The chicken house had been made and painted, decorated, by Choto-mama Pultoo. He had started it when he was still at school and showing signs of artistic and practical talent. He had painted a frame, put a tidy little net in its front, and then, he said, he had wondered what he would like in his house, if he were a chicken. So the chicken house contained the dead branches of trees for the chickens to perch on, and the back wall had a landscape painted by Pultoo. ‘So that they can think of the wide open spaces of the countryside, even when they are confined in a small garden in Dacca,’ Pultoo poetically observed. The chickens seemed to take more pleasure in the dead tree, on which they happily roosted and slept, than in the landscape, which they ignored. Within a few months, the mountain view was dimmed and smeared by chicken feathers and chicken shit. Pultoo was not put off, and carried on adding ornament and furniture to the chicken house in the hope of broadening their mental horizons. The latest was a series of terracotta yogurt pots, which he had decorated with some folk-like paintings of milkmaids.
‘Come on,’ Dahlia-aunty, who was a good sort, would sometimes say to me when we arrived at my grandfather’s house for the weekend. ‘Let’s go and see what Choto-mama has done to the chicken run this week.’
Atish never made any comment on Pultoo’s chicken run, or on the chickens themselves for that matter. He stayed silent on the subject, even when the cat next door got into the garden and killed three chicks. He ignored the chickens standing by his side, watching him hoe and dig, though he would pause in his regular rhythm if they darted forward to grab a worm.
I could stand there all morning, watching Atish work and the chickens eat the grubs he found for them. The only things he said to me were odd horticultural pieces of advice: it was necessary to prune a mango tree in March; the first sprouts from seeds that would turn into sunflowers must be thinned out when they had reached an inch tall; you could not water a bougainvillaea enough. It was as if he thought I was going to become a gardener like him when I grew up. The way he gave horticultural maxims is clear in my head, but not what he said exactly. I may have got them quite wrong. But I stood or squatted there all morning, watching Atish at work, watching the white chickens dart to and fro.
9.
My father came before lunch on Saturday. He did not come with a dramatic flourish, like my grandfather; he did not come with excitement, like my mother and my sisters. He came under a pile of papers, tied up with red ribbon, and in a pernickety, unenthusiastic way. Sometimes he was carrying so much that it threatened to overbalance him. It is not easy to travel with a large bundle of papers in the back of a cycle-rickshaw, and he often turned up with his arms in a desperate position, clutching them like a large escaping fish. I liked to watch him arrive. The cycle-rickshaw he always used was glittering silver, polished, with the faces of film stars under a setting sun painted on the back of its canopy; like many of the other rickshaws of Dacca, its canopy was lined with tinsel, like a fur-lined hood. The rickshaw driver, however, was a taciturn, serious man, whom you could not imagine decorating his vehicle in this way, and so was my father, sitting in the square middle of the rickshaw with his papers on his lap, his lawyer’s white bands around his throat.

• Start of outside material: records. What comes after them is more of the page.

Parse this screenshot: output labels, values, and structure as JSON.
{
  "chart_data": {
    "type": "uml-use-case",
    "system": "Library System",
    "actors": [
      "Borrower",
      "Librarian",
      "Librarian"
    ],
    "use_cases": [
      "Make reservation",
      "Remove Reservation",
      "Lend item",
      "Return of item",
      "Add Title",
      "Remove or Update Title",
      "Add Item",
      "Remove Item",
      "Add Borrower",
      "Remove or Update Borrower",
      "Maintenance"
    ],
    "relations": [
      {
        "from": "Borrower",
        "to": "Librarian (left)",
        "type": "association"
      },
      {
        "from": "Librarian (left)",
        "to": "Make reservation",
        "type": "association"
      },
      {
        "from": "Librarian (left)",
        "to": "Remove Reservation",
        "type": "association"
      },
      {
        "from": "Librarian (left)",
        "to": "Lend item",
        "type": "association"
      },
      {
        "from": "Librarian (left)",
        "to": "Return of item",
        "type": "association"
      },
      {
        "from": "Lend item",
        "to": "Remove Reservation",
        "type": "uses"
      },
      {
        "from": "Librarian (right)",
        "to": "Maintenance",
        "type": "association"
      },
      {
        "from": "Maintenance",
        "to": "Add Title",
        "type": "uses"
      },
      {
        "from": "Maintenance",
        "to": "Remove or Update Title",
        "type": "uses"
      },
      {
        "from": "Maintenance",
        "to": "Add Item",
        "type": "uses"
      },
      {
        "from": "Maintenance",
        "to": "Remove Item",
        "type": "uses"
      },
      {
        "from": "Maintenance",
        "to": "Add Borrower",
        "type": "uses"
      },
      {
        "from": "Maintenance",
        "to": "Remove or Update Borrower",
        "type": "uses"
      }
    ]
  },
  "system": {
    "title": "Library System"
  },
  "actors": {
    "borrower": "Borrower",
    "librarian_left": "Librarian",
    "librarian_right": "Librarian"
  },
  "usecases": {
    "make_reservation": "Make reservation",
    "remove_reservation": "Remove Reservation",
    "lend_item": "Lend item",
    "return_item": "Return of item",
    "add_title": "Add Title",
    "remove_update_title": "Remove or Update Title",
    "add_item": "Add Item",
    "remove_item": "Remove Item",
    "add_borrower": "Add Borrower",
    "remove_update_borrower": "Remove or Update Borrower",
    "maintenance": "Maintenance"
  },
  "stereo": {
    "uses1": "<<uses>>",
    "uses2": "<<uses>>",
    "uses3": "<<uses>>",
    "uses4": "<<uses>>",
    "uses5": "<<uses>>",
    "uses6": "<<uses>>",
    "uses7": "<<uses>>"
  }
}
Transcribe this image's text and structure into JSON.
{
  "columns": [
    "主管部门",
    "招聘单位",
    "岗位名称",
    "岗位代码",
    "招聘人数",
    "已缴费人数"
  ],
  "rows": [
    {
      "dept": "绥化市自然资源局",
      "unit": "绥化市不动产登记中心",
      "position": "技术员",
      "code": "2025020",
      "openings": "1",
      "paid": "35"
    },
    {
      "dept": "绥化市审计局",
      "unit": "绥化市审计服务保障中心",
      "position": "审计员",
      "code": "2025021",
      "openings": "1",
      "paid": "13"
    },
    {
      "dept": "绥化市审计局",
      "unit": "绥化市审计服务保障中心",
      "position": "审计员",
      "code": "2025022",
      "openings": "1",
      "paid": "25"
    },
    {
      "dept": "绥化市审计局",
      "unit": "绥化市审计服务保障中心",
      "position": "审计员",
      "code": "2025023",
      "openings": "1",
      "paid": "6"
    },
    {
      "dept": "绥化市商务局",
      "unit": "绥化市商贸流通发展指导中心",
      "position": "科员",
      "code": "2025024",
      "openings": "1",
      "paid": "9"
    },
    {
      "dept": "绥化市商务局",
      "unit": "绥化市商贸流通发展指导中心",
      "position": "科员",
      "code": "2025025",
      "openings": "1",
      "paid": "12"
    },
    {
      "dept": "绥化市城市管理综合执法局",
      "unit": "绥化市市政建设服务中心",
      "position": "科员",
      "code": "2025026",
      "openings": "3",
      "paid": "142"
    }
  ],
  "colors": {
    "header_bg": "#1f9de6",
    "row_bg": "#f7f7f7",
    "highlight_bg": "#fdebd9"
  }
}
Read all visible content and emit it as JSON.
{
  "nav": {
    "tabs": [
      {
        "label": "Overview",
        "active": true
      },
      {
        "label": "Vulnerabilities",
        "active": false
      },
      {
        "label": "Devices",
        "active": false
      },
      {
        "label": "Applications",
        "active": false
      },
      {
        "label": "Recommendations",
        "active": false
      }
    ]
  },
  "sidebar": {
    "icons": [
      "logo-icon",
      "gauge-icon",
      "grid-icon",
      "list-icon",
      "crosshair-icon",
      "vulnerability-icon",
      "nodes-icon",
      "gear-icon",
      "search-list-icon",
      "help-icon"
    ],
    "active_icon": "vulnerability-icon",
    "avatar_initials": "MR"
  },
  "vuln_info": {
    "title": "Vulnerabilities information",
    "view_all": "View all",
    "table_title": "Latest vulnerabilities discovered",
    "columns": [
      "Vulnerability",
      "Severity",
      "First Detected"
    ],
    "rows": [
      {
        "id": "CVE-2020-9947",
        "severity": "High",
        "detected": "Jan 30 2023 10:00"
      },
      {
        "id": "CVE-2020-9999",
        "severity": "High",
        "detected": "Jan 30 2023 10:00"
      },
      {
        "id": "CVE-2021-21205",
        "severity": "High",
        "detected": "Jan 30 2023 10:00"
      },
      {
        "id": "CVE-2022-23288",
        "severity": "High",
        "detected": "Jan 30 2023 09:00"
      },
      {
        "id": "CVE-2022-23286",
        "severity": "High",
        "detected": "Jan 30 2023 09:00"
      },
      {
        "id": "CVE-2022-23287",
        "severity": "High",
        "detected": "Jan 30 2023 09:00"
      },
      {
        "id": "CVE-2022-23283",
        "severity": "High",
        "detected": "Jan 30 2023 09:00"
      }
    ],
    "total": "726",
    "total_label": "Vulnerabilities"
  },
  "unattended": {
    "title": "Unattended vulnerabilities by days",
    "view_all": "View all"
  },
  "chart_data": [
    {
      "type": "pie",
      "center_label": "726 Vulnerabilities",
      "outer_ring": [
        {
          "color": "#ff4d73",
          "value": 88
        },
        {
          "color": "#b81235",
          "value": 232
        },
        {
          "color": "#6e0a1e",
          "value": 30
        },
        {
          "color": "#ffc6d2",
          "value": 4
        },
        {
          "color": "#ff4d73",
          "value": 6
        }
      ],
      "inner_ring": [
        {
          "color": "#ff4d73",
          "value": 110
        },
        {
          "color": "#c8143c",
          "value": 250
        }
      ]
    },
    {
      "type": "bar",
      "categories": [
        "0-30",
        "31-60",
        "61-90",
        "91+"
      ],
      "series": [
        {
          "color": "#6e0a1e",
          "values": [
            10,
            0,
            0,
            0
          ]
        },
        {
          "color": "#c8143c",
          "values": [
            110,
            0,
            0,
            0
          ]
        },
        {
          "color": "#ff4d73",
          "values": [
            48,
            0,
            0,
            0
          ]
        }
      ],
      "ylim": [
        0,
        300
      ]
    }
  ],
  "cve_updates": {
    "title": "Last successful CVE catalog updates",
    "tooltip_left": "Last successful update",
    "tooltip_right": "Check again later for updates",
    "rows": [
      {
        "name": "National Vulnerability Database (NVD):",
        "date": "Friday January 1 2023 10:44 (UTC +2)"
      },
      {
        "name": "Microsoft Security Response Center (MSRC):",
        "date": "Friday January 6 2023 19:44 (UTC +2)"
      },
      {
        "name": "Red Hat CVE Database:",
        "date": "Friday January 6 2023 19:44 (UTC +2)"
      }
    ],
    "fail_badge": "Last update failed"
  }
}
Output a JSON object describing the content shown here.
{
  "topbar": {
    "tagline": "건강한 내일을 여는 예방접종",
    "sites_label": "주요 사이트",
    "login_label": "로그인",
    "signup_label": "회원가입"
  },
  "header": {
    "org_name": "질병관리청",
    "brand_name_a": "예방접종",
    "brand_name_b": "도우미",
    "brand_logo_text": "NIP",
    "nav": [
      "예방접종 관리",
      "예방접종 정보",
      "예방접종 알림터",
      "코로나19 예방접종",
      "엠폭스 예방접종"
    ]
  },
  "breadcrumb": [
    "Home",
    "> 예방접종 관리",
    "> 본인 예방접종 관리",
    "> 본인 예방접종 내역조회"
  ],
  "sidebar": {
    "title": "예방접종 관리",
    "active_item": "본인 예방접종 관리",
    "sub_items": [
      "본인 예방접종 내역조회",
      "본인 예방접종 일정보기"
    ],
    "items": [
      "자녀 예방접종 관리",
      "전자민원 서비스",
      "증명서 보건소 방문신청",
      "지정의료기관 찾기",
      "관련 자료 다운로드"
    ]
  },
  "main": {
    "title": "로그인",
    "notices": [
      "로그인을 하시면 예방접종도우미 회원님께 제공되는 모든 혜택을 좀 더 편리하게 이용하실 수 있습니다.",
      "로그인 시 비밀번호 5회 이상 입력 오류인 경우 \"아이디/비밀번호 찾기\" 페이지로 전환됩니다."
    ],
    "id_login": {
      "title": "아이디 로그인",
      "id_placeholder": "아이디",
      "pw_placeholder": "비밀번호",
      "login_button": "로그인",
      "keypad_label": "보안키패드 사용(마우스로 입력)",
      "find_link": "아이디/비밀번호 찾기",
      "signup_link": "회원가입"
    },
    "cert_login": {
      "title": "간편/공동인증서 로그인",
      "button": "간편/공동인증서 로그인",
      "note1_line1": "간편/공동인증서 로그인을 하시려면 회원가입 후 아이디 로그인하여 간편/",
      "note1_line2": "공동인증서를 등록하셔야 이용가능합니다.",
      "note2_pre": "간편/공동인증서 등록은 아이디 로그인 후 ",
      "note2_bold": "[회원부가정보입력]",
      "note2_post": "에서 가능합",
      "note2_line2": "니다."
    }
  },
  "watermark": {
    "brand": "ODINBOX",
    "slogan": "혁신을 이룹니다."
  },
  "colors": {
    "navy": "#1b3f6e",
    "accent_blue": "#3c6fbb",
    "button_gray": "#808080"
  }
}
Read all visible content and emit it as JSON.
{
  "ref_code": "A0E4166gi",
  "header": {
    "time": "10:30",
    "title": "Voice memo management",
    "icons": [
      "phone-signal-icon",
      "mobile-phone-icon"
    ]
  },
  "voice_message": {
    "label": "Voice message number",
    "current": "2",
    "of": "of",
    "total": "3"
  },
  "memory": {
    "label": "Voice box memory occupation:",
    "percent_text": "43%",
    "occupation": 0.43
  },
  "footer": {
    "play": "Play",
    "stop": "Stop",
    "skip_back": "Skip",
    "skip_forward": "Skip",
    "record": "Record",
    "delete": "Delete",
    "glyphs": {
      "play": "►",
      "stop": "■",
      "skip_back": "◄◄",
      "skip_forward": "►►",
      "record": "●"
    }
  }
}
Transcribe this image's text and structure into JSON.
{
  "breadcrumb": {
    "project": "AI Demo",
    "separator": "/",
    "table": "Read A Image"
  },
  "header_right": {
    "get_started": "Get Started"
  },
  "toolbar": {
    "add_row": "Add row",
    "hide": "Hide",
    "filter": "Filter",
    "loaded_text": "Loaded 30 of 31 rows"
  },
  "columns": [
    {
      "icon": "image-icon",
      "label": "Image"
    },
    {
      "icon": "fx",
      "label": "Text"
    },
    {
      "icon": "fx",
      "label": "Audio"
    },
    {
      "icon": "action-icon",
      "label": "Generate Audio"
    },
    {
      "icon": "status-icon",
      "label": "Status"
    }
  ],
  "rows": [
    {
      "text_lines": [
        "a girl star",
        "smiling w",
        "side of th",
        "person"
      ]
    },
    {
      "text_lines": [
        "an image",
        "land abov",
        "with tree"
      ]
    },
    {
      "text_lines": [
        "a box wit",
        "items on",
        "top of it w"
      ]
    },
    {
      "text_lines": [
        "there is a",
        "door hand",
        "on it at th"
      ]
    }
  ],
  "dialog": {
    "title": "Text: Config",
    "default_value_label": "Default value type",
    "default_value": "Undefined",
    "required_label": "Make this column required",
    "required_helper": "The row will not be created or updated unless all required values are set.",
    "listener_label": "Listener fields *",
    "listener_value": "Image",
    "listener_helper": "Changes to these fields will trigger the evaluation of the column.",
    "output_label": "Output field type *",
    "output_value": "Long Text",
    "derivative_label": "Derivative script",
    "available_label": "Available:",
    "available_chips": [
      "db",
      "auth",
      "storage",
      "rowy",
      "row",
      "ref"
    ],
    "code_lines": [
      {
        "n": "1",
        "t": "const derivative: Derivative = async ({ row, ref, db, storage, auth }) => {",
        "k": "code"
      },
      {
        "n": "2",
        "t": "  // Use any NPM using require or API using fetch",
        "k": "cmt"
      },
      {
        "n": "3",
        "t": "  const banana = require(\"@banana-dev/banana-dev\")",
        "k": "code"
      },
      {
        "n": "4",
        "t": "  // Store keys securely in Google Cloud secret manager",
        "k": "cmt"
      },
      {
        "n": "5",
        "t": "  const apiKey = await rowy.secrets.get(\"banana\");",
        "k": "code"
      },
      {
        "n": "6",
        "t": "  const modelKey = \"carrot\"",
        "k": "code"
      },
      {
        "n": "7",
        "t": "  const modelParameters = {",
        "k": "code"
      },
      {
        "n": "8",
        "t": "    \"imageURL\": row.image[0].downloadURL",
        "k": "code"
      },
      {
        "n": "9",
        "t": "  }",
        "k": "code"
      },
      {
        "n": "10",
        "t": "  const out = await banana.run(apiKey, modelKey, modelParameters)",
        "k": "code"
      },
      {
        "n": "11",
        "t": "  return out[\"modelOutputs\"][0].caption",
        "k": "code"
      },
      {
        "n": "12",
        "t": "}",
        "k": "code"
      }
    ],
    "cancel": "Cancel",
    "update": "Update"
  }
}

Both I and my father were hypocrites – he, because he did not really want to come to my grandfather’s house: he was a government lawyer, my grandfather was a lawyer for the people, so they were always on opposite sides, and my grandfather could never resist needling him about this argument or other that he had undertaken with less success than he had hoped for. He came because he felt he ought to, and because the Bar library in which he did so much of his work closed at weekends.
I was a hypocrite because, towards the end of Saturday morning, I made a habit of going up to Nana’s balcony to watch out for Father’s arrival. The balcony had by far the best view down the street, and it was where anyone sat to keep an eye out for an eagerly awaited visitor. From there, you could see the curious events of the street: a handcart laden with megaphones, like silver tropical flowers, heading to a rally, or a pitiful hawker, selling a single useless part of a household object, such as the handles of a pressure cooker, laid out on a cloth in the forlorn hope of a purchaser. I went up there, making sure that everyone knew I was going up there, to watch out for Father’s arrival in a cycle-rickshaw. In fact, my father’s arrival was nothing to look forward to. I disliked the way my mother and aunts had less time for me, busy with meeting his needs. He was much more remote than my aunts and my mother, and the idea of creating fun for his children would not have occurred to him. I made a great performance out of my anticipation because I thought that was the right, or the dramatic, thing to do. But in fact I did not much care that I had not seen him since early breakfast on Friday, and would not have minded if I had not seen him until Monday morning. Like many little boys, I wanted to have my mother to myself, with her warm iron-scented flesh, her ripple of silk against my face when she embraced me.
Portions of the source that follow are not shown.